You can find an index to my other walks here

Giggleswick Scar top from near Schoolboys Tower


After breakfast at the café I drove to Buck Haw Brow near Giggleswick and started on AW's walk over Giggleswick Scar. There are several caves in the area, and AW mentions some of them. But the one immediately above the road is the most interesting of the ones I visited - and he doesn't record it. Appropriately named Buck Haw Cave, it has two entrances, one above the other, and is large enough to walk into.

Buck Haw Brow Cave


After viewing the cave I ascended to the terrace above, which didn't resemble very closely Wainwright's sketch map, the number of walls that I could identify not agreeing with it. I walked left up to the path that leads over to Feizor to get a view from a higher position. On the way I met a 'know-all' who, like the one Andrew and I spoke to at the Celtic Wall on 6 December last year, rubbished AW's mapping and directions. He asserted the only correct plans & maps were those by the OS, as though they didn't make any mistakes at all.
I dropped back down to the path below the scar. Then, after crossing the first wall, I realised that the squiggles on AW's sketch map I had taken for a broken wall were meant to indicate trees!

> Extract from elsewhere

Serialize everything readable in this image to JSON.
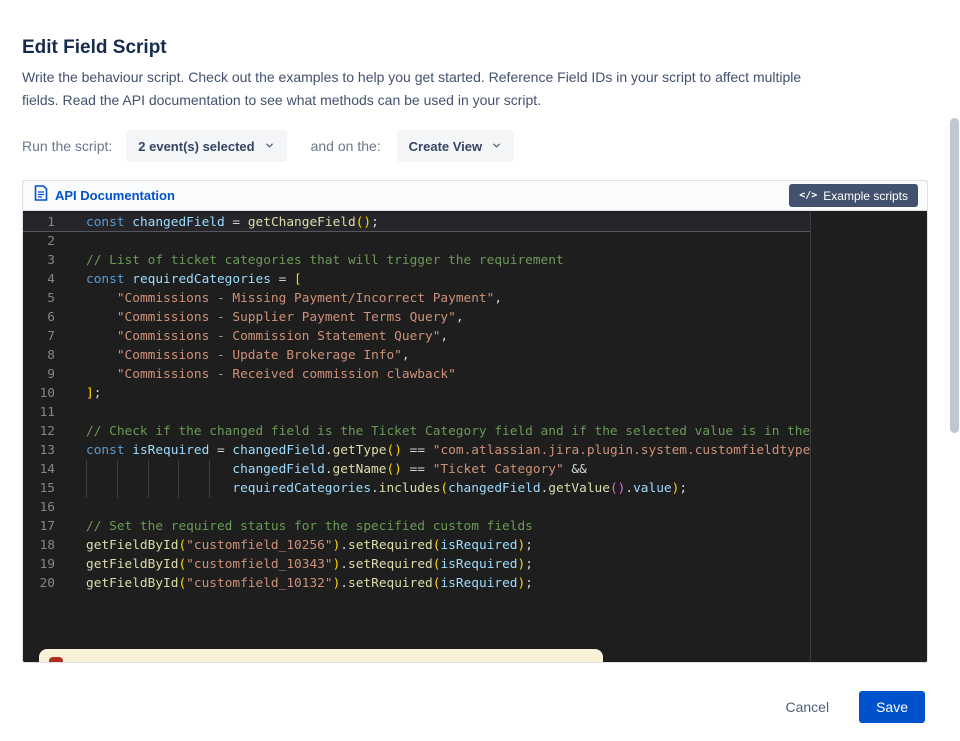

Dense bracken covers the path to Kinsey Cave

Kinsey cave behind an Elder bush


 Kinsey Cave had to be accessed by a precarious path above a side valley covered by high bracken which proved too thick to navigate. 

Kinsey Cave


Inside Kinsey Cave


The next three, Spider Cave, Moth Cave, and Wall Cave were easily attained but all of them were hardly worth the effort, although Wall Cave, now without the wall which AW found covering the entrance, looked impressive from outside.

Wall Cave


I stopped for a welcome lunch in the warm sunshine, when I was asked by a wandering couple with no map where the caves were; and then I set off to find my way to the summit of the fell. This wasn't easy, the path being obscured by more high bracken, but eventually I reached the cairn.

Summit cairn


After a few minutes I made my way down towards the huge pile of stones which was all that remains of Schoolboys Tower. I was unable to locate Schoolboys Cave even after twice searching the ground below the tower - I could see absolutely no sign of it!

Remains of Schoolboys Tower


It was getting late  so I had a short snack and decided to call it a day. I was loath to retrace my steps back along the way I had come so I decided to take the long way back via Feizor. Using a track that took me down below a fenced quarry,  I then turned north along a pleasant path above Stackhouse. Thence I joined a path that I had first used in March 2002 on my first visit to Feizor.
            The route, which was part of Wainwright's Pennine Journey, provided little of scenic interest, and I was becoming tired. I was glad to reach the junction just short of Feizor and took the path over to the road on Buck Haw Brow.